Talisayan, Derap Kalimantan, (27/10/2025 )
Sebuah kapal dengan 14 anak buah kapal tenggelam dihantam ombak di perairan Berau, Kaltim. Enam ABK hilang dan masih dicari.
Kapal Motor Mina Maritim 148 dilaporkan tenggelam di perairan Talisayan, Kabupaten Berau, Kalimantan Timur, Minggu (26/10/2025). Angin dan hujan memicu ombak tinggi sehingga membuat kapal tidak bisa dikendalikan lalu karam.
”Sampai hari ini, enam anak buah kapal masih hilang,” ujar Kepala Kantor Pencarian dan Pertolongan Balikpapan Dody Setiawan yang dihubungi Senin (27/10/2025).
Ia menyebut, terdapat 14 anak buah kapal (ABK) di dalam kapal tersebut. Delapan orang di antaranya diselamatkan nelayan yang berada di sekitar lokasi kejadian.
Tim Kantor Pencarian dan Pertolongan bersiap mencari Kapal Motor Mina Maritim 148 yang tenggelam di perairan Talisayan, Kabupaten Berau, Kalimantan Timur, Minggu (26/10/2025).
Dody mengatakan, korban selamat bersaksi KM Mina Maritim 148 digunakan untuk menangkap ikan di laut lepas. Namun, di tengah perjalanan, kapal tersebut diterjang ombak tinggi.Akibatnya, kapal oleng. Sebagian awaknya terlempar ke laut.
Korban selamat yang berhasil dievakuasi adalah Amran, Hardiansyah, Rahmadi, Rahmat, Rahman, Romi, Sabaran, dan Syahril. Adapun enam korban yang belum ditemukan dan menjadi fokus pencarian adalah Saharuddin, Kaharuddin, Irwan, Rizal, Basri, dan Sumailah.
Kepala Bidang Kedaruratan dan Logistik Badan Penanggulangan Bencana Daerah Berau Nofian Hidayat mengatakan, posisi kapal sudah terdeteksi. Lokasinya ada kedalaman 46 meter di dasar laut. Kapal diprediksi tidak akan bergeser lagi karena tertahan jangkar.
”Kami menyiapkan penyelam untuk memutus tali pukat yang masih menjerat kapal.
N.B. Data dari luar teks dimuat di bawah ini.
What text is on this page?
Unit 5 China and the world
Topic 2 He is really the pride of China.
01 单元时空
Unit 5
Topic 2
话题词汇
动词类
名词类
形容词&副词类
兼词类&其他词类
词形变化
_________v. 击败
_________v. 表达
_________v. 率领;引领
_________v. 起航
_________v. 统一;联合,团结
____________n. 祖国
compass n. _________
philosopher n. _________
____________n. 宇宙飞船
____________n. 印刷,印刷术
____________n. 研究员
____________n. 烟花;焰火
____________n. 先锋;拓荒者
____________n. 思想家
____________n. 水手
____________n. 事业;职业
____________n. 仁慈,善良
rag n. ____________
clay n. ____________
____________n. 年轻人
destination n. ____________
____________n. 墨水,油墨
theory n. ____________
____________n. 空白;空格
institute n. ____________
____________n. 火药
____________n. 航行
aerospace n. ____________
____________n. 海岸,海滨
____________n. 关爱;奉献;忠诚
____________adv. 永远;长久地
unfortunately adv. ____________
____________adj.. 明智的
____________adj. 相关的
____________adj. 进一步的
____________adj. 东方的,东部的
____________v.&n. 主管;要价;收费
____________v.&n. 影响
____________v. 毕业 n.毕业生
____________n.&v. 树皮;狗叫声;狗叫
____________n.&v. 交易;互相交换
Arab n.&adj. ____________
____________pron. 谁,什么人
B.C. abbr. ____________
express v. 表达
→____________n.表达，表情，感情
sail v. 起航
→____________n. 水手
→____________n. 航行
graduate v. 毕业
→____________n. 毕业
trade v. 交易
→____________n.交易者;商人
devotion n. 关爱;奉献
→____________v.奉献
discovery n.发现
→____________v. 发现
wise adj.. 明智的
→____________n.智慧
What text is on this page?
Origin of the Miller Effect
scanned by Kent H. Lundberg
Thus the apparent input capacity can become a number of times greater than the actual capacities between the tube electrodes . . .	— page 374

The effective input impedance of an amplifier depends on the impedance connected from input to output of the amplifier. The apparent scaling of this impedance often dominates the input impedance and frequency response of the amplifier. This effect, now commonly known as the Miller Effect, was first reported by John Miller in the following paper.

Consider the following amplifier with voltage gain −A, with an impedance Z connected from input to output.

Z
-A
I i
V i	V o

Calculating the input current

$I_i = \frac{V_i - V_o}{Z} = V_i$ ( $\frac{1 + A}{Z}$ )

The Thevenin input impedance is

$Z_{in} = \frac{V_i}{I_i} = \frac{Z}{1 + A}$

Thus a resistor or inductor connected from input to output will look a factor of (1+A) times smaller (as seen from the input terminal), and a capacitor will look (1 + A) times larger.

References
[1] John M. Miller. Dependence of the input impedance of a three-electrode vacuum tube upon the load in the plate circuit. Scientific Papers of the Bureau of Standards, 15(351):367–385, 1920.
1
Jika sudah terlepas, kapal akan kami angkat menggunakan ship crane dan bantuan kapal nelayan di lokasi,” kata Nofian.
Dody mengatakan, saat tidak hujan, angin kencang memicu tinggi gelombang sekitar 1 meter. Hal itu menjadi kendala dalam pencarian korban. Namun, pencarian langsung korban hilang tetap dilakukan, termasuk menggunakan drone.
”Seiring dengan hal itu, kami juga menyosialisasikan kepada nelayan dan perusahaan penangkapan ikan untuk melengkapi kapal dengan jaket pelampung di kondisi cuaca ekstrem ini,” kata Dody.